Surviving the world of Internet of Everything (IoE)
It is already out there. The recent Hype Cycle proves it once again, so "yes" – it’s not new. Rather we all know that the internet of things (IoT) or as others put it as Internet of Everything (IoE) - is a well-known, extremely powerful, unstoppable and definitely a world-changing force. Industry leading analysts predict that 25 Billion "things" will be connected to the internet by 2020*. Therefore, launching an IoE business is quickly becoming an imperative across industries and around the world. But the biggest question that revolves here is – “are we ready to step in to this”
How do we judge readiness?
Unfortunately, this task is not that simple. It is largely dependent to the depth we wish to judge ourselves. Looking at it holistically – IoE comes with 2 basic building blocks i.e. Front Office and a Back Office structure. Front Office is the one – which deals with the standard user facing digital assets. Whereas, the back office is stuffed with complex infrastructure - quite disturbingly though, mainly consisting of legacy applications, many siloed instances and plenty of human intervention in between.
Now, if we judge ourselves solely from a front office perspective, we see lot of traction there – specifically with organization which are dealing directly with customers i.e. B2C segment. Though this spread is not uniform across market segments, we do get to see a lot of maturity in this field. Have you witnessed the Coke campaign of “share a coke”? That is a simple mode of driving social engagement – leading to growth in business and revenue. So for a company like Coca Cola – they could definitely claim to have an edge while we debate on readiness.
But are we equally equipped while we deal with the Back Office? The answer resides in the readiness of our scalable IT Infrastructure and its ability to support the voluminous growth that our front office is generating.

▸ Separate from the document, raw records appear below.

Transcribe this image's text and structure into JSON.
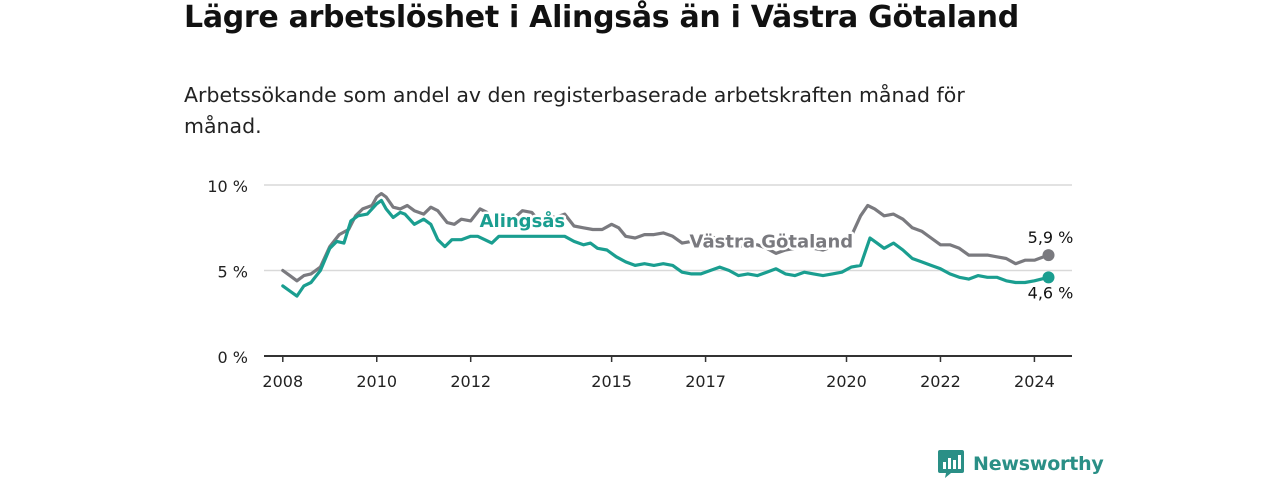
{
  "header": {
    "title": "Lägre arbetslöshet i Alingsås än i Västra Götaland",
    "subtitle": "Arbetssökande som andel av den registerbaserade arbetskraften månad för månad."
  },
  "brand": {
    "name": "Newsworthy"
  },
  "colors": {
    "alingsas": "#1a9e90",
    "vastra": "#7a7a7f",
    "grid": "#d9d9d9",
    "axis": "#333333",
    "text": "#222222"
  },
  "chart_data": {
    "type": "line",
    "title": "Lägre arbetslöshet i Alingsås än i Västra Götaland",
    "xlabel": "",
    "ylabel": "",
    "xlim": [
      2007.6,
      2024.8
    ],
    "ylim": [
      0,
      10
    ],
    "yticks": [
      0,
      5,
      10
    ],
    "ytick_labels": [
      "0 %",
      "5 %",
      "10 %"
    ],
    "xticks": [
      2008,
      2010,
      2012,
      2015,
      2017,
      2020,
      2022,
      2024
    ],
    "xtick_labels": [
      "2008",
      "2010",
      "2012",
      "2015",
      "2017",
      "2020",
      "2022",
      "2024"
    ],
    "grid": true,
    "end_labels": {
      "vastra": "5,9 %",
      "alingsas": "4,6 %"
    },
    "series": [
      {
        "name": "Västra Götaland",
        "key": "vastra",
        "points": [
          [
            2008.0,
            5.0
          ],
          [
            2008.15,
            4.7
          ],
          [
            2008.3,
            4.4
          ],
          [
            2008.45,
            4.7
          ],
          [
            2008.6,
            4.8
          ],
          [
            2008.8,
            5.2
          ],
          [
            2009.0,
            6.4
          ],
          [
            2009.2,
            7.1
          ],
          [
            2009.4,
            7.4
          ],
          [
            2009.55,
            8.2
          ],
          [
            2009.7,
            8.6
          ],
          [
            2009.9,
            8.8
          ],
          [
            2010.0,
            9.3
          ],
          [
            2010.1,
            9.5
          ],
          [
            2010.2,
            9.3
          ],
          [
            2010.35,
            8.7
          ],
          [
            2010.5,
            8.6
          ],
          [
            2010.65,
            8.8
          ],
          [
            2010.8,
            8.5
          ],
          [
            2011.0,
            8.3
          ],
          [
            2011.15,
            8.7
          ],
          [
            2011.3,
            8.5
          ],
          [
            2011.5,
            7.8
          ],
          [
            2011.65,
            7.7
          ],
          [
            2011.8,
            8.0
          ],
          [
            2012.0,
            7.9
          ],
          [
            2012.2,
            8.6
          ],
          [
            2012.35,
            8.4
          ],
          [
            2012.5,
            7.8
          ],
          [
            2012.7,
            8.1
          ],
          [
            2012.9,
            8.0
          ],
          [
            2013.1,
            8.5
          ],
          [
            2013.3,
            8.4
          ],
          [
            2013.45,
            7.9
          ],
          [
            2013.6,
            8.2
          ],
          [
            2013.8,
            8.1
          ],
          [
            2014.0,
            8.3
          ],
          [
            2014.2,
            7.6
          ],
          [
            2014.4,
            7.5
          ],
          [
            2014.6,
            7.4
          ],
          [
            2014.8,
            7.4
          ],
          [
            2015.0,
            7.7
          ],
          [
            2015.15,
            7.5
          ],
          [
            2015.3,
            7.0
          ],
          [
            2015.5,
            6.9
          ],
          [
            2015.7,
            7.1
          ],
          [
            2015.9,
            7.1
          ],
          [
            2016.1,
            7.2
          ],
          [
            2016.3,
            7.0
          ],
          [
            2016.5,
            6.6
          ],
          [
            2016.7,
            6.7
          ],
          [
            2016.9,
            6.9
          ],
          [
            2017.1,
            7.0
          ],
          [
            2017.3,
            6.8
          ],
          [
            2017.5,
            6.5
          ],
          [
            2017.7,
            6.4
          ],
          [
            2017.9,
            6.5
          ],
          [
            2018.1,
            6.5
          ],
          [
            2018.3,
            6.3
          ],
          [
            2018.5,
            6.0
          ],
          [
            2018.7,
            6.2
          ],
          [
            2018.9,
            6.3
          ],
          [
            2019.1,
            6.4
          ],
          [
            2019.3,
            6.3
          ],
          [
            2019.5,
            6.2
          ],
          [
            2019.7,
            6.4
          ],
          [
            2019.9,
            6.6
          ],
          [
            2020.1,
            7.0
          ],
          [
            2020.3,
            8.2
          ],
          [
            2020.45,
            8.8
          ],
          [
            2020.6,
            8.6
          ],
          [
            2020.8,
            8.2
          ],
          [
            2021.0,
            8.3
          ],
          [
            2021.2,
            8.0
          ],
          [
            2021.4,
            7.5
          ],
          [
            2021.6,
            7.3
          ],
          [
            2021.8,
            6.9
          ],
          [
            2022.0,
            6.5
          ],
          [
            2022.2,
            6.5
          ],
          [
            2022.4,
            6.3
          ],
          [
            2022.6,
            5.9
          ],
          [
            2022.8,
            5.9
          ],
          [
            2023.0,
            5.9
          ],
          [
            2023.2,
            5.8
          ],
          [
            2023.4,
            5.7
          ],
          [
            2023.6,
            5.4
          ],
          [
            2023.8,
            5.6
          ],
          [
            2024.0,
            5.6
          ],
          [
            2024.2,
            5.8
          ],
          [
            2024.3,
            5.9
          ]
        ]
      },
      {
        "name": "Alingsås",
        "key": "alingsas",
        "points": [
          [
            2008.0,
            4.1
          ],
          [
            2008.15,
            3.8
          ],
          [
            2008.3,
            3.5
          ],
          [
            2008.45,
            4.1
          ],
          [
            2008.6,
            4.3
          ],
          [
            2008.8,
            5.0
          ],
          [
            2009.0,
            6.3
          ],
          [
            2009.15,
            6.7
          ],
          [
            2009.3,
            6.6
          ],
          [
            2009.45,
            7.9
          ],
          [
            2009.6,
            8.2
          ],
          [
            2009.8,
            8.3
          ],
          [
            2010.0,
            8.9
          ],
          [
            2010.1,
            9.1
          ],
          [
            2010.2,
            8.6
          ],
          [
            2010.35,
            8.1
          ],
          [
            2010.5,
            8.4
          ],
          [
            2010.6,
            8.3
          ],
          [
            2010.8,
            7.7
          ],
          [
            2011.0,
            8.0
          ],
          [
            2011.15,
            7.7
          ],
          [
            2011.3,
            6.8
          ],
          [
            2011.45,
            6.4
          ],
          [
            2011.6,
            6.8
          ],
          [
            2011.8,
            6.8
          ],
          [
            2012.0,
            7.0
          ],
          [
            2012.15,
            7.0
          ],
          [
            2012.3,
            6.8
          ],
          [
            2012.45,
            6.6
          ],
          [
            2012.6,
            7.0
          ],
          [
            2013.0,
            7.0
          ],
          [
            2013.4,
            7.0
          ],
          [
            2014.0,
            7.0
          ],
          [
            2014.2,
            6.7
          ],
          [
            2014.4,
            6.5
          ],
          [
            2014.55,
            6.6
          ],
          [
            2014.7,
            6.3
          ],
          [
            2014.9,
            6.2
          ],
          [
            2015.1,
            5.8
          ],
          [
            2015.3,
            5.5
          ],
          [
            2015.5,
            5.3
          ],
          [
            2015.7,
            5.4
          ],
          [
            2015.9,
            5.3
          ],
          [
            2016.1,
            5.4
          ],
          [
            2016.3,
            5.3
          ],
          [
            2016.5,
            4.9
          ],
          [
            2016.7,
            4.8
          ],
          [
            2016.9,
            4.8
          ],
          [
            2017.1,
            5.0
          ],
          [
            2017.3,
            5.2
          ],
          [
            2017.5,
            5.0
          ],
          [
            2017.7,
            4.7
          ],
          [
            2017.9,
            4.8
          ],
          [
            2018.1,
            4.7
          ],
          [
            2018.3,
            4.9
          ],
          [
            2018.5,
            5.1
          ],
          [
            2018.7,
            4.8
          ],
          [
            2018.9,
            4.7
          ],
          [
            2019.1,
            4.9
          ],
          [
            2019.3,
            4.8
          ],
          [
            2019.5,
            4.7
          ],
          [
            2019.7,
            4.8
          ],
          [
            2019.9,
            4.9
          ],
          [
            2020.1,
            5.2
          ],
          [
            2020.3,
            5.3
          ],
          [
            2020.5,
            6.9
          ],
          [
            2020.65,
            6.6
          ],
          [
            2020.8,
            6.3
          ],
          [
            2021.0,
            6.6
          ],
          [
            2021.2,
            6.2
          ],
          [
            2021.4,
            5.7
          ],
          [
            2021.6,
            5.5
          ],
          [
            2021.8,
            5.3
          ],
          [
            2022.0,
            5.1
          ],
          [
            2022.2,
            4.8
          ],
          [
            2022.4,
            4.6
          ],
          [
            2022.6,
            4.5
          ],
          [
            2022.8,
            4.7
          ],
          [
            2023.0,
            4.6
          ],
          [
            2023.2,
            4.6
          ],
          [
            2023.4,
            4.4
          ],
          [
            2023.6,
            4.3
          ],
          [
            2023.8,
            4.3
          ],
          [
            2024.0,
            4.4
          ],
          [
            2024.15,
            4.5
          ],
          [
            2024.3,
            4.6
          ]
        ]
      }
    ],
    "series_labels": [
      {
        "key": "alingsas",
        "text": "Alingsås",
        "at": [
          2013.1,
          7.55
        ]
      },
      {
        "key": "vastra",
        "text": "Västra Götaland",
        "at": [
          2018.4,
          6.35
        ]
      }
    ]
  }
}
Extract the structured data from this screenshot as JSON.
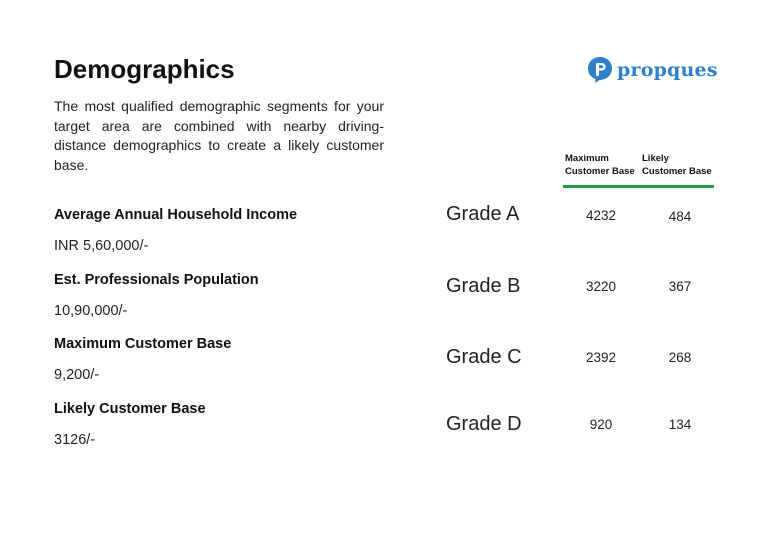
{
  "header": {
    "title": "Demographics",
    "intro": "The most qualified demographic segments for your target area are combined with nearby driving-distance demographics to create a likely customer base."
  },
  "logo": {
    "text": "propques",
    "icon": "speech-bubble-p-icon",
    "color": "#2f80c8"
  },
  "metrics": [
    {
      "label": "Average Annual Household Income",
      "value": "INR 5,60,000/-"
    },
    {
      "label": "Est. Professionals Population",
      "value": "10,90,000/-"
    },
    {
      "label": "Maximum Customer Base",
      "value": "9,200/-"
    },
    {
      "label": "Likely Customer Base",
      "value": "3126/-"
    }
  ],
  "grade_table": {
    "columns": {
      "max_line1": "Maximum",
      "max_line2": "Customer Base",
      "likely_line1": "Likely",
      "likely_line2": "Customer Base"
    },
    "accent_color": "#1e9a48",
    "rows": [
      {
        "grade": "Grade A",
        "maximum": "4232",
        "likely": "484"
      },
      {
        "grade": "Grade B",
        "maximum": "3220",
        "likely": "367"
      },
      {
        "grade": "Grade C",
        "maximum": "2392",
        "likely": "268"
      },
      {
        "grade": "Grade D",
        "maximum": "920",
        "likely": "134"
      }
    ]
  }
}
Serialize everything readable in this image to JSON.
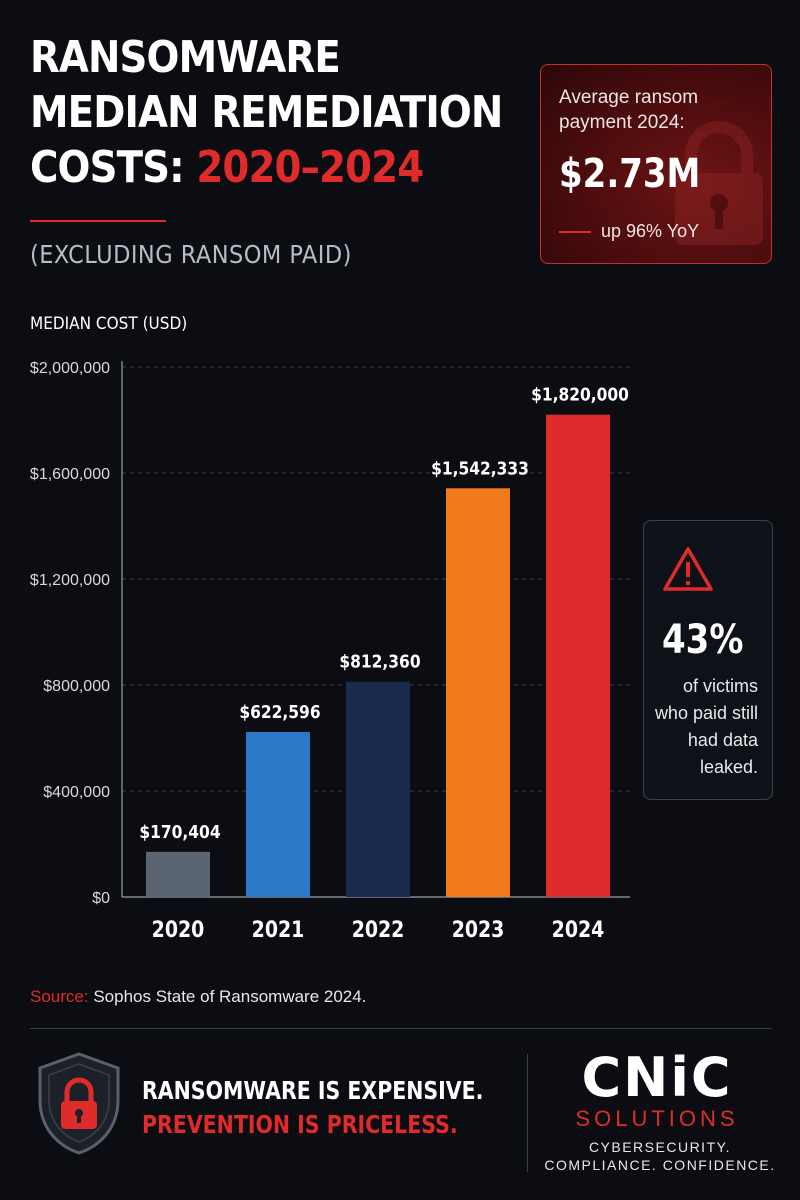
{
  "title": {
    "line1": "RANSOMWARE",
    "line2": "MEDIAN REMEDIATION",
    "line3_prefix": "COSTS: ",
    "line3_highlight": "2020–2024"
  },
  "subtitle": "(EXCLUDING RANSOM PAID)",
  "ransom_box": {
    "label": "Average ransom payment 2024:",
    "value": "$2.73M",
    "change": "up 96% YoY",
    "icon": "padlock-icon"
  },
  "leak_box": {
    "icon": "warning-triangle-icon",
    "percent": "43%",
    "text": "of victims who paid still had data leaked."
  },
  "chart_data": {
    "type": "bar",
    "ylabel": "MEDIAN COST (USD)",
    "categories": [
      "2020",
      "2021",
      "2022",
      "2023",
      "2024"
    ],
    "values": [
      170404,
      622596,
      812360,
      1542333,
      1820000
    ],
    "value_labels": [
      "$170,404",
      "$622,596",
      "$812,360",
      "$1,542,333",
      "$1,820,000"
    ],
    "bar_colors": [
      "#5a6571",
      "#2a78c6",
      "#1a2a4f",
      "#f07a1c",
      "#df2b2b"
    ],
    "ylim": [
      0,
      2000000
    ],
    "yticks": [
      0,
      400000,
      800000,
      1200000,
      1600000,
      2000000
    ],
    "ytick_labels": [
      "$0",
      "$400,000",
      "$800,000",
      "$1,200,000",
      "$1,600,000",
      "$2,000,000"
    ],
    "grid": true
  },
  "source": {
    "label": "Source:",
    "text": " Sophos State of Ransomware 2024."
  },
  "footer": {
    "tagline_line1": "RANSOMWARE IS EXPENSIVE.",
    "tagline_line2": "PREVENTION IS PRICELESS.",
    "brand_name": "CNiC",
    "brand_sub": "SOLUTIONS",
    "brand_tag_line1": "CYBERSECURITY.",
    "brand_tag_line2": "COMPLIANCE. CONFIDENCE.",
    "shield_icon": "shield-lock-icon"
  },
  "colors": {
    "background": "#0b0d12",
    "accent": "#e02b2b"
  }
}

Consider the case of General Motors’ - Chevrolet Corvette (C7) Performance Data Recorder (PDR). This PDR includes a windshield camera, performance monitoring and measuring tools and a host of other electronics that could do way more than just improving the driver's experience. Although this technology allows the driver to improve their driving skills at the local track, it also provides significant data toward understanding the owner's driving habits, understanding the stresses on the vehicle, and providing evidence about who is at fault in the event of an accident. But when it comes to transmitting the captured data, storing it and eventually sharing an actionable format with respective vendors – this calls for an upgraded, scalable, robust infrastructure – this is where we still have a distance to cover- specifically with open standards still evolving and ever increasing concerns on data privacy and security.
This leads to the concept of 2-Speed IT where two parallel universes are running at varying speed. But if we are at “2-Speed”, lets see how we wish to align ourselves.
How do we align ourselves?
If we have two different components moving at varying speed, it’s asking for a snap for sure. If the rapid progression of Digital Assets (and connected devices) at the front is not sufficiently backed up by the supported infrastructure, we are heading for a chaotic/disruptive customer experience. So, what do we do? Well, we can plug-in an adjusting lever (assume a step down gear) in between to bring in the regularity.
But what is this “Adjusting Lever”?
This is not a simple interface or a set of tools, rather this is a composition of ESPs (External Service Providers), practices like Agile, DevOps and Lean IT, mindset shift, integration of enterprises blocks with social media - all heading towards Web-scale IT formation.
IoE promises a very challenging, but extremely exciting future! Coming days will unveil more and bring up newer horizons of technological enablers in our daily life.